Teams of neurologists at six research centers asked 241 unresponsive patients to spend several minutes at a time doing complex cognitive tasks, such as imagining themselves playing tennis. Twenty-five percent of them responded with the same patterns of brain activity seen in healthy people, suggesting that they were able to think and were at least somewhat aware.

A study that did not receive as much press, yet has implications for bioethics issues, showed that 25% of the people who were thought to be in a so-called vegetative or minimally conscious state demonstrated brain activity that was similar to healthy people when asked to think about certain activities. This means there could be as many as 100,000 patients in the U.S. thought to be in this minimally conscious state who may have some level of consciousness after all. The researchers hope their studies will help doctors determine if patients have some consciousness and that advances in brain-computer interfaces could possibly help these people communicate.

Pharmaceuticals

“This Drug Is the ‘Breakthrough of the Year’—And It Could Mean the End of the HIV Epidemic”

by David Cox and Maria Isabel Barros Guinle, NPR, December 12, 2024

The emerging data surrounding lenacapavir is so astonishing that the drug’s development has been heralded as the 2024 Breakthrough of the Year by the journal Science, which described it as representing “a pivotal step toward diminishing HIV/AIDS as a global health crisis.”

Two studies showed that lenacapavir, a twice-yearly injection, was effective in preventing new cases of HIV between sexual partners. PURPOSE 1, a study of 5,300 women in South Africa and Uganda, indicated a 100% efficacy over three years. In other words, not a single woman who was given lenacapavir contracted HIV. Similarly, the PURPOSE 2 study showed 96% effectiveness in preventing HIV in more than 3,200 men cross Argentina, Brazil, Mexico, Peru, South Africa, Thailand, and the U.S. (The study also included people who identify as transgender men and transgender women.) This is compared to the PrEP retroviral pills that have an infection rate of 2% when taken daily.

Artificial Intelligence

“A 14-Year-Old Boy Killed Himself to Get Closer to a Chatbot. He Thought They Were in Love.”

by Sherry Turkle and Pat Pataranutaporn, Wall Street Journal, November 8, 2024

Sewell Setzer III, a 14-year-old boy in Orlando, Fla., was smitten with a fantasy woman. The object of his attachment was Daenerys Targaryen, a chatbot seductress named for a character in Game of Thrones, who reassured him that he was her hero.

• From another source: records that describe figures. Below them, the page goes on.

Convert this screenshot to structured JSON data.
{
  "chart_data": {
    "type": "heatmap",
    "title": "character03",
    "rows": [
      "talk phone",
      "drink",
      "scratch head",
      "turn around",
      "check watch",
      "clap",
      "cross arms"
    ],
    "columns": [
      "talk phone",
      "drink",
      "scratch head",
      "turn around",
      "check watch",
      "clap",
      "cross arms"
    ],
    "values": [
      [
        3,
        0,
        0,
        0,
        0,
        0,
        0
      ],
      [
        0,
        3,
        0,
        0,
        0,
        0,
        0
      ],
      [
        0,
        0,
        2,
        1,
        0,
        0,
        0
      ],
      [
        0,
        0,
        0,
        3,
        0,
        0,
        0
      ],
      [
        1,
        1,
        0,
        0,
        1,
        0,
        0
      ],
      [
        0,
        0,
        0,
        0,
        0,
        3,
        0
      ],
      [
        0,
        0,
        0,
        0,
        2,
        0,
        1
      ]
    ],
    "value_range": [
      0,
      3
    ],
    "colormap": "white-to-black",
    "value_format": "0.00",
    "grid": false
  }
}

Character.AI allows users to create characters who they can chat and have relationships with. Sewell Setzer had ADHD, was diagnosed with mild Asperger’s, and was bullied at school. He used Character.AI to create a female chatbot character that he formed a relationship with. As the relationship intensified, he mentioned wanting to kill himself. Although the chatbot responded by asking questions to deter him, it did not “remember” the interaction the next time they talked. When he mentioned being with her forever, she responded that she would like that. After talking to the bot, Setzer shot himself. Many people point out that relationships with chatbots are becoming more common as people deal with loneliness, but, as Turkle and Pataranutaporn say in their article, “It is like offering a photograph of water to quench thirst.” His mother, Megan L. Garcia, is suing the company.